Determining the Amount of Critical Illness Coverage Required
In today's world, the need for critical illness insurance has become more important than ever. With critical illnesses on the rise due to factors such as pollution, stress, and sedentary lifestyles, it is essential to be prepared financially.
A 40-year-old professional named Samar, for instance, requires a critical illness insurance coverage of Rs 54 lakh for the next five years. This covers future household expenses of Rs 30 lakh and home loan EMI of Rs 24 lakh.
The expense estimator method is a scientific way of calculating the coverage amount for term life insurance and critical illness insurance. To determine the appropriate amount of critical illness insurance coverage, start by calculating all your current monthly personal expenses that would need to be covered if you were critically ill. This includes mortgage/rent, utilities, groceries, loan payments, and other liabilities.

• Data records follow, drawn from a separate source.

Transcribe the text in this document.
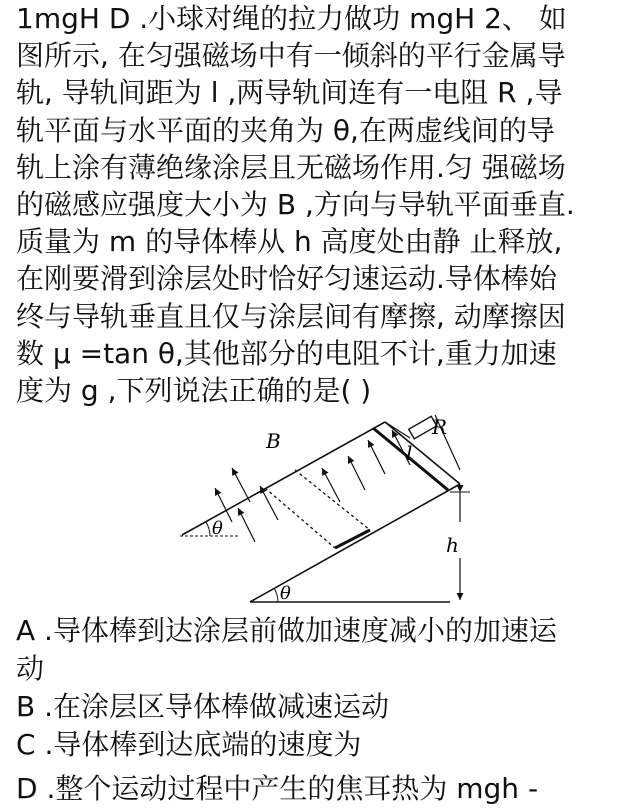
1mgH D .小球对绳的拉力做功 mgH 2、 如
图所示, 在匀强磁场中有一倾斜的平行金属导
轨, 导轨间距为 l ,两导轨间连有一电阻 R ,导
轨平面与水平面的夹角为 θ,在两虚线间的导
轨上涂有薄绝缘涂层且无磁场作用.匀 强磁场
的磁感应强度大小为 B ,方向与导轨平面垂直.
质量为 m 的导体棒从 h 高度处由静 止释放,
在刚要滑到涂层处时恰好匀速运动.导体棒始
终与导轨垂直且仅与涂层间有摩擦, 动摩擦因
数 μ =tan θ,其他部分的电阻不计,重力加速
度为 g ,下列说法正确的是( )
B
R
l
h
θ
θ
A .导体棒到达涂层前做加速度减小的加速运
动
B .在涂层区导体棒做减速运动
C .导体棒到达底端的速度为
D .整个运动过程中产生的焦耳热为 mgh -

Next, add a buffer for additional costs such as travel to treatment centers, medication, increased utilities, or special equipment during your illness. Medical treatments for critical illnesses can cost between Rs 20 to Rs 30 lakh. Multiply this total monthly amount by the number of months you expect to need support during and after treatment (a common estimate is around 5 to 10 years or longer for recovery) to get the lump sum coverage amount you require.
For example, if your monthly expenses to maintain your lifestyle and obligations are £2,000, with a buffer of £500, your total monthly needed would be £2,500. If you expect to need coverage for 120 months (10 years), your required lump sum would be £2,500 × 120 = £300,000.
It is also crucial to consider your outstanding debts and liabilities that must be paid during illness. Additionally, you might want to consider coverage for premium waiver or additional riders that may accommodate inflation or extend coverage duration.
Your income, age, savings, and overall financial situation also influence coverage needs. Approaches used in life insurance needs analysis such as income replacement and needs analysis methods should be adjusted to the critical illness context.
In summary, calculating critical illness coverage is a personalized process based on adding up personal monthly expenses and liabilities, adding anticipated extra costs related to illness, multiplying by the expected duration to cover income and recovery, and adjusting for savings and other financial resources to avoid under- or over-insurance. This approach ensures you have sufficient coverage to manage both your financial obligations and treatment-related costs during a critical illness.
- During a critical illness, liquid funds are crucial for managing unexpected expenses, such as medical treatments, which can range from Rs 20 to Rs 30 lakh.
- To create an emergency fund for critical illness, one should calculate their monthly expenses (including mortgage/rent, utilities, groceries, loan payments, and other liabilities) and multiply by the expected duration of support during and after treatment.
- In addition to the lump sum coverage, it's advisable to consider outstanding debts and liabilities that need to be paid during illness, along with a premium waiver or additional riders that may accommodate inflation or extend coverage duration.
- Maintaining health and wellness, through fitness and exercise, mental health support, and balanced nutrition, can help reduce the risk of chronic diseases and associated medical-conditions, ultimately lowering the potential need for critical illness coverage.
- It's essential to remember that critical illness insurance coverage and the required amount are unique to each individual; the expense estimator method is a scientific way to calculate an appropriate coverage amount, but should be adjusted to consider one's income, age, savings, and overall financial situation.